Wednesday, November 14, 2012

Best American Poetry 2012: Hanging out with Friends: Alicia Ostriker

Alicia Ostriker is a friend of "The Widening Spell." (See "The Crack in Everything: Metaphor and Love in the Poetry of Alicia Ostriker," 07-12-12.) Her poems connect with the literary canon all the way back to the first Greek poets, to Blake (a favorite of hers), to Whitman (in particular), and to countless other master poets who have sung the pain and the passion of life--both of humans and of all other sentient beings.

And Ostriker is also a friend of Best American Poetry. Her significant work has found its place in many of its issues. "Song" is a deceptively simple poem in three stanzas that I share here as gateway to the best poetry being written today, and to her best poetry written over several decades.


Some claim the origin of song
was a war cry
some say it was a rhyme
telling the farmers when to plant and reap
don't they know the first song was a lullaby
pulled from a mother's sleep
said the old woman

A significant
factor generating my delight in being
alive this springtime
is the birdsong
that like a sweeping mesh has captured me
like diamond rain I can't
hear it enough said the tulip

lifetime after lifetime
we surged up the hill
I and my dear brothers
thirsty for blood
our beautiful songs
said the dog

Unless you know Ostriker's work, you might not see "Song" as her metaphoric "Song of Herself" (with all connections intended), looking backward "lifetime after lifetime" and forward, singing "a lullaby" to the future, while celebrating the present "delight in being/alive in this springtime." Each stanza not only connects with all three dimensions, but also with noteworthy images in her (and in her poetry guides') previous work.

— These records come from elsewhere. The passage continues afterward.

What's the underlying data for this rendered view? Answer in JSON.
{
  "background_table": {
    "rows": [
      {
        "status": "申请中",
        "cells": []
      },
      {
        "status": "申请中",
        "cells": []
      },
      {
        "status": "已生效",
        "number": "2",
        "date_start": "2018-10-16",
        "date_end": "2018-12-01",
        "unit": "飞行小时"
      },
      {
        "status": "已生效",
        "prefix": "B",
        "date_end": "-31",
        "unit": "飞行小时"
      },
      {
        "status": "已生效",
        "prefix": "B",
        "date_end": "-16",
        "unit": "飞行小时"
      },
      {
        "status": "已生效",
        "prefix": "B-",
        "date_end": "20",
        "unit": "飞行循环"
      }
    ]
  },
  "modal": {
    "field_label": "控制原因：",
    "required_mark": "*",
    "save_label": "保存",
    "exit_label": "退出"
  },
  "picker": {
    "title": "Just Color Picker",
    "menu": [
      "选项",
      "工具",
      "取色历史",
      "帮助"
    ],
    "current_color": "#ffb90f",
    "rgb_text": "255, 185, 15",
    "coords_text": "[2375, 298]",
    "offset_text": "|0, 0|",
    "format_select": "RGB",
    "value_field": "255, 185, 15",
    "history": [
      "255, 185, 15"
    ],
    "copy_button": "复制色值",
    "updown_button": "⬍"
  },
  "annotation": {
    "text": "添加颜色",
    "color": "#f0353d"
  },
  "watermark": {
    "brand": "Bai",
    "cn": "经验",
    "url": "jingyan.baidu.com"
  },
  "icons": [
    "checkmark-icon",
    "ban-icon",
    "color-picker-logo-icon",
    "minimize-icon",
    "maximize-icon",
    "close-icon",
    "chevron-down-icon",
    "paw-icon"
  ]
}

In "the first song...a lullaby/pulled from a mother's sleep/said the old woman" of stanza 1, I hear Whitman singing of "The little one sleep[ing] in its cradle" and then "lift[ing] the gauze...and silently brush[ing] away flies."

In "the birdsong/that like a sweeping mesh has captured me" of stanza 2, I hear the "tuwees" of "Birdcall," Ostriker's opening poem in her book, No Heaven (University of Pittsburgh Press, 2005):

Tuwee, calls a bird near the house,
Tuwee, cries another, downhill in the woods.
No wind, early September, beeches and pines,

Sumac aflame, tuwee, tuwee, a question and a faint
But definite response, tuwee, tuwee, as if engaged
In a conversation expected to continue all afternoon.

Or in a conversation expected to continue for lifetimes.

And in "surg[ing] up the hill/I and my dear brothers/thirsty for blood/uttering/our beautiful songs/said the dog," of stanza 3, I hear Ostriker's other dogs, part of the pack of "The Dogs at Live Oak Beach, Santa Cruz"

As if there could be a world
Of absolute innocence
In which we forget ourselves

The owners throw sticks
And half-bald tennis balls
Toward the surf
And the happy dogs leap after them
As if catapulted--

These "black dogs, tan dogs,/tubes of glorious muscle" are not the same dogs as the ones "thirsty for blood," because their beach world "of absolute innocence" is not the world where their brothers "surge up the hill" (in order to capture it, not enjoy it). They still have the same teeth that "snap and sink...into floating wood." But these teeth are now in the service of something outside of (but not greater than) themselves:

[They] bound back to their owners
Shining wet, with passionate speed
For nothing,
For absolutely nothing but joy.

This "Song" of Alicia Ostriker is the song of all of us. It too, is for nothing but joy."

Alicia, you can come to the party anytime, because you bring the party with you!